One other problem piece of advice is "eat six smaller meals per day." I think maybe what those who give this advice really mean to say is "try eating less at a meal" or "quit pigging out until you'rencomfortable." If you are someone that that gastric bypass surgery or you are trying to gain weight, you might have to spread your nutrition over six meals a day, but if you are overweight or trying to maintain your weight, six meals per day might result in weight gain or inability to lose weight. I have also had some people that experienced nausea if they didn't eat every two hours--in that case you better keep a closer eye than usual on your calorie intake and/or consider taking a PPI temporarily so that you don't gain fifty pounds.
And then there's the people who find relief by restricting their carbohydrate intake as was done in this study (Link), and I have heard some anecdotal reports of this happening as well.
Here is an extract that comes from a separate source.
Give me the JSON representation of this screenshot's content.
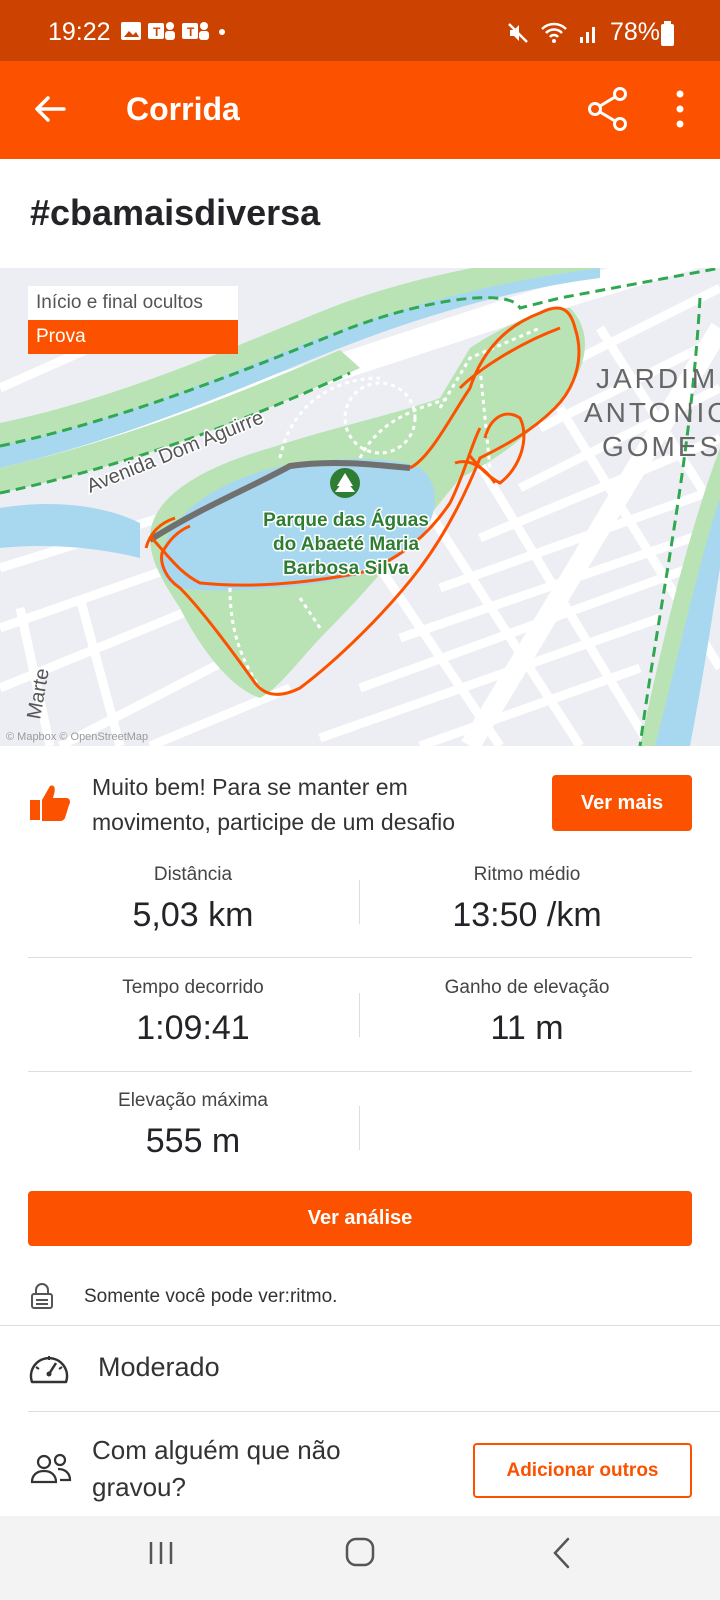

Keep in mind that the people in this study did lose a significant amount of weight in a two week period of time, likely reducing their abdominal pressure, as the authors pointed out. Since this was a small study and only done in obese women, the authors can't state that everyone who reduces their carbohydrate intake will have a relief of symptoms (and it sounded like the weight loss just benefitted them period). There are some other theories out there though, and since I did experience one of these myself, permit me to get all anecdotal on you for a moment. Remember this post where I talked about the elimination diet I did to improve my IBS symptoms? Remember what those foods that contain FODMOPS do (like wheat, garlic, onions, etc)? That's right, they can cause gas, bloating, and our nemesis the intra-abdominal pressure again. I stopped eating the things that were causing me to bloat and compress my stomach and I got stop dealing with daily nausea/GERD symptoms. (Some of the other anecdotes I saw involved people specifically pointing to avoiding gluten as a "cure" for their problems--if the gluten was causing flatulence and bloating, as is the case with celiac/gluten intolerance, then it probably did relieve the pressure and symptoms.)
So, what do you do if you would like to avoid medication for GERD?
1) If you are overweight/obese and most of that extra body fat appears to be in your abdomen, losing weight will often improve symptoms. If you have been overeating on carbohydrates (you probably need to cut way back to lose weight).
2) Eat just enought of the "good fats" at each meal to help things taste good, you might have to experiment with how much olive oil, etc you can put on your salad.
3) Keep a diary for at least two weeks of foods eaten and symptoms.
4) Consider going on a low FODMOPS diet (see link above), especially if you also have trouble with belching, feeling bloated, or flatulence.
5) Quit smoking if you smoke.
6) Avoid caffeine, alcohol, and spicy foods for at least two weeks, and consider adding small amounts back in to see if you tolerate it (I used to not be able to have coffee, but since I eliminated the other problem foods I can drink it now).